Debra L. Beck and Eugene Braunwald, MD
Alcohol septal ablation was introduced as a new treatment option for symptomatic patients with hypertrophic obstructive cardiomyopathy (HOCM) about 2 decades ago, but there has been persistent concern that the alcohol-induced infarction might have adverse long-term effects and increase the risk of cardiac mortality. Batzner et al studied the long-term survival after echo-guided alcohol septal ablation (percutaneous transluminal septal myocardial ablation [PTSMA]) in symptomatic patients with HOCM.
From May 2000 to June 2017, PTSMA with alcohol injection was performed in 952 patients (mean age, 55.7 years [range, 14.9 years to 85.1 years]; 59.2% men). The majority of patients were in NYHA class III or IV heart failure (73.3%); 40.7% had exercise-induced syncope and 10.3% had a family history positive for sudden cardiac death. Clinical follow-up after 6.0 ± 5.0 years was achieved in all patients.
During the index procedure, an average of 2.1 ± 0.4 cc of alcohol was injected. Maximal creatine kinase rise was 872 U/l. Echo Doppler gradients were reduced to 33.6 mm Hg at rest and 56.5 mm Hg at Valsalva (p<0.0001 vs. baseline for each).

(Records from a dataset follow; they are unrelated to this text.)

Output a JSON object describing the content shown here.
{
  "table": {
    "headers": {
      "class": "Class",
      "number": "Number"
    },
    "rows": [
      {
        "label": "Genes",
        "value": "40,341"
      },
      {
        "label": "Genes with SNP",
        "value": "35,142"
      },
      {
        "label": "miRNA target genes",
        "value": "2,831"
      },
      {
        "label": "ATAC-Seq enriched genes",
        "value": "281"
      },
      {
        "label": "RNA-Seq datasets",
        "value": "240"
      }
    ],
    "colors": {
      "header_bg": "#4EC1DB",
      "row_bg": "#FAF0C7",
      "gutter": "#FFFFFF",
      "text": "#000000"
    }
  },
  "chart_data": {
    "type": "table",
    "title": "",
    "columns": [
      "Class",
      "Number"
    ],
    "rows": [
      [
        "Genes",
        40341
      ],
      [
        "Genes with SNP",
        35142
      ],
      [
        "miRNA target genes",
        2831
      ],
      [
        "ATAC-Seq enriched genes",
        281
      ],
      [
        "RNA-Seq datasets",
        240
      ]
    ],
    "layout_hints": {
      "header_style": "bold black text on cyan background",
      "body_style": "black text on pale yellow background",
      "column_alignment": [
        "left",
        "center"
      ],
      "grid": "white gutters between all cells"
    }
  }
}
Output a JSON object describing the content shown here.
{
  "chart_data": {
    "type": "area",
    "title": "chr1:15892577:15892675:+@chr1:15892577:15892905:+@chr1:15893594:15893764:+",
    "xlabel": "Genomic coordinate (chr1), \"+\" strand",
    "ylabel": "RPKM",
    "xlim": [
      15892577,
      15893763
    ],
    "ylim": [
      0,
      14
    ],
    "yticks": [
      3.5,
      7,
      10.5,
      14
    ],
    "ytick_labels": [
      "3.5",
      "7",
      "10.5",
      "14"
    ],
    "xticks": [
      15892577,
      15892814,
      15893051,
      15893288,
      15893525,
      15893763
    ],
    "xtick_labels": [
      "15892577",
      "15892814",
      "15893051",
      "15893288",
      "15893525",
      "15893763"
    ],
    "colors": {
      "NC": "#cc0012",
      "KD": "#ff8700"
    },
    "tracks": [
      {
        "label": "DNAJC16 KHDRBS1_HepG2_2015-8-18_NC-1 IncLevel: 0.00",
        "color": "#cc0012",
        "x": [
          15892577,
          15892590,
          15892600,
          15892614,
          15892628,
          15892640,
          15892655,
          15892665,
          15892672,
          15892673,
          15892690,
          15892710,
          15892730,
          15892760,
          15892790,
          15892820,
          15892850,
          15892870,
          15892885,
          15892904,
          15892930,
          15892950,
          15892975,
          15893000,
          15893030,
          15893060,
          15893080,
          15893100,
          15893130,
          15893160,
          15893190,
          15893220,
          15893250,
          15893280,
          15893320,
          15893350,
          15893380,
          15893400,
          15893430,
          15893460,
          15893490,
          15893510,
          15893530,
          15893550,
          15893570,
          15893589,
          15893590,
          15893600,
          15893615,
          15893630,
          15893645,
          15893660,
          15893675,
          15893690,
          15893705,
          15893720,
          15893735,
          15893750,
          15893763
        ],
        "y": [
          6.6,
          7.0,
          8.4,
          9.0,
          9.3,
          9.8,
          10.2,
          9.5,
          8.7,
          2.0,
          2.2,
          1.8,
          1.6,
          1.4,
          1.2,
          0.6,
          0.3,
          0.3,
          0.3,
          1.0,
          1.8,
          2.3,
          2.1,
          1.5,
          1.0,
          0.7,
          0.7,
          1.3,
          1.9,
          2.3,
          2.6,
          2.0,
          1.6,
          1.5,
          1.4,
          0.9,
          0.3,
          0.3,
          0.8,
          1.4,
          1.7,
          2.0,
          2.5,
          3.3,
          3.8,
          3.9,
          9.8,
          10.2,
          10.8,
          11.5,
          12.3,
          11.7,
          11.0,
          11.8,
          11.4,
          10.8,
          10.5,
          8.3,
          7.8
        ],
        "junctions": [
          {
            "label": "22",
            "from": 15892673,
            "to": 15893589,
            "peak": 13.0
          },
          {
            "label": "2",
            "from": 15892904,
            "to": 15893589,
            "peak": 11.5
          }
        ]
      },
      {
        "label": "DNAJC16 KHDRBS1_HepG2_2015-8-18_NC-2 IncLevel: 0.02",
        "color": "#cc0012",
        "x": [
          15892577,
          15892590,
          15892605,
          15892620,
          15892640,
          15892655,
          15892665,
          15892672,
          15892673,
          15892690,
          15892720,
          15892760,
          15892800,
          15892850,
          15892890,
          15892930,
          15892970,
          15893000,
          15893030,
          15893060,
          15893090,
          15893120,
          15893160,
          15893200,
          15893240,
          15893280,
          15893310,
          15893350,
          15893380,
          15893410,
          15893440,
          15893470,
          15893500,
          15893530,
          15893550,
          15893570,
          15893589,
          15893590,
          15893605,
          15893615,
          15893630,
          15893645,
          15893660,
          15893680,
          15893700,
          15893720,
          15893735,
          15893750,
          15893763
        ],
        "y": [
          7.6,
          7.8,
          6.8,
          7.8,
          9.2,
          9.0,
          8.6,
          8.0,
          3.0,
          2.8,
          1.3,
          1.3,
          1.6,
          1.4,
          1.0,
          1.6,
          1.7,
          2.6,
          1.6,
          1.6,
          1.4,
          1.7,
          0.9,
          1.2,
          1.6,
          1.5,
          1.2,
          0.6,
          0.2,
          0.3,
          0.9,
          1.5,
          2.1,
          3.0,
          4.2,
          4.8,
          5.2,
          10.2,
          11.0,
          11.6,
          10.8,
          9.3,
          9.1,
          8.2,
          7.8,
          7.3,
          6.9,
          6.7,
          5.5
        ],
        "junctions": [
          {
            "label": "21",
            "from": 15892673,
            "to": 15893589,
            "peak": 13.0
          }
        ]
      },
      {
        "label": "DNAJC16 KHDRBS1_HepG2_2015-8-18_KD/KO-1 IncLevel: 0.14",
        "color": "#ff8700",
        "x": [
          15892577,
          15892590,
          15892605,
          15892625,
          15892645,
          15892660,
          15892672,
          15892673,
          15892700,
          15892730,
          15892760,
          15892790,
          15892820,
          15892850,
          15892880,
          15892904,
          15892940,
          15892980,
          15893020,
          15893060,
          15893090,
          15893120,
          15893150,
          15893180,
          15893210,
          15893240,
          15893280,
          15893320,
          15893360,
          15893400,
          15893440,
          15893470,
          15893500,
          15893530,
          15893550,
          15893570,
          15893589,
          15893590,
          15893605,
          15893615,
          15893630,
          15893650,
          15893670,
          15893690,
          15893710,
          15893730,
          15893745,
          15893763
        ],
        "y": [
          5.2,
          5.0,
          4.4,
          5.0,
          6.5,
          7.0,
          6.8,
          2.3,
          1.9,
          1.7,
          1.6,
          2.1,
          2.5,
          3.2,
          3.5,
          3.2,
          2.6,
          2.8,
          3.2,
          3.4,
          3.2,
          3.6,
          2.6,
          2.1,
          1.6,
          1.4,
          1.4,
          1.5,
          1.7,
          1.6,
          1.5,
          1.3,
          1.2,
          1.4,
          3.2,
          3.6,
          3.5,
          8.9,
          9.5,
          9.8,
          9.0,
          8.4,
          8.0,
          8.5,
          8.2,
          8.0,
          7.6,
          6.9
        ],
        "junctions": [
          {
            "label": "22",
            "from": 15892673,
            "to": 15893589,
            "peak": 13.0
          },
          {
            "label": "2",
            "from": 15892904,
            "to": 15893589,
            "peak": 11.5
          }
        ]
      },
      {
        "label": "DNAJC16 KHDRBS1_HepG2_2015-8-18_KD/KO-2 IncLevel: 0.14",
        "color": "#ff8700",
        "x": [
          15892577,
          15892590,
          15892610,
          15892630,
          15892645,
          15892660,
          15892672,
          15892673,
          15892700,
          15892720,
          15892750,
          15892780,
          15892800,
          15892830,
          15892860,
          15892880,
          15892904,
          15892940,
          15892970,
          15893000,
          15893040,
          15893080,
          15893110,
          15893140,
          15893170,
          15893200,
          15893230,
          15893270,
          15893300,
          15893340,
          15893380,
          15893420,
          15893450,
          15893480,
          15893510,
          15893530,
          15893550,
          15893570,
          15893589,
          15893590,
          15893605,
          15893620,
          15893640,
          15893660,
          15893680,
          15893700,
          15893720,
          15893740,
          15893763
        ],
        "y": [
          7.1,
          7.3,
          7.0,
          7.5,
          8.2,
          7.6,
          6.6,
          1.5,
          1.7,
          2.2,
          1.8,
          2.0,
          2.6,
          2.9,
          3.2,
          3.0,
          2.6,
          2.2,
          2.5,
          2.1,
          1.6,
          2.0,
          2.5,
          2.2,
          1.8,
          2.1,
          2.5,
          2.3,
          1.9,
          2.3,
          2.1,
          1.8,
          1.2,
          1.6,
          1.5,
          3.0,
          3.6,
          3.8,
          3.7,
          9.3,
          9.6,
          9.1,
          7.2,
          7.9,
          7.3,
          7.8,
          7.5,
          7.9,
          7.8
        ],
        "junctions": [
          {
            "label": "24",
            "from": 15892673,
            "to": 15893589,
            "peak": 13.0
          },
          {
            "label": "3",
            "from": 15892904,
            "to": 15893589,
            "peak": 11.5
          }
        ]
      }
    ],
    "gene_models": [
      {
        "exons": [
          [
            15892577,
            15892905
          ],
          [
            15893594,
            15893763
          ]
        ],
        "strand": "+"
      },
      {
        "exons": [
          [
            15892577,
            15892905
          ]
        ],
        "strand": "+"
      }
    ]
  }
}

Total heart block developed during alcohol injection in 39.6% of patients, but implantation of a permanent pacemaker was necessary in only 10.5% of patients.
During hospital stay, 1 patient died due to pulmonary embolism at 3 days after ablation and a second died at 33 days from multiorgan failure after pneumonia (in-hospital death, 0.2%). Including the index and subsequent ablations, (done in 17.2% of patients due to a planned staged procedure), procedure-related mortality was 0.17%.
During follow-up, 1.9% of patients underwent surgical myectomy, and 5.10% underwent cardioverter-defibrillator implantation. Seventy patients died, with the causes being noncardiovascular in 50, stroke-related in 6 and cardiac in 14.
Estimated 5-, 10-, and 15-year overall survival was 95.8%, 88.3% and 79.7%, respectively. Estimated 5-, 10-, and 15-year survival free of cardiovascular events (death related to any cardiovascular disease, including stroke) was 98.6%, 96.5%, and 92.3%, which the corresponding rates for estimated survival free of cardiac events (death related to any cardiac disease, including sudden cardiac death) were 98.9%, 97.0%, and 96.5%.
The researchers concluded that PTSMA is a safe procedure associated with ongoing symptomatic improvement and excellent long-term survival.
“These excellent results provide further reassurance that septal ablation does not increase the risk of sudden cardiac death and sets a benchmark for other institutions performing septal ablation, in analogy to the superb results of septal myectomy reported by a select few surgical centers…” wrote editorialist Dr. MA Fifer. The report also “provides support for the emerging consensus that, for most patients, there is equipoise between septal ablation and septal myectomy.”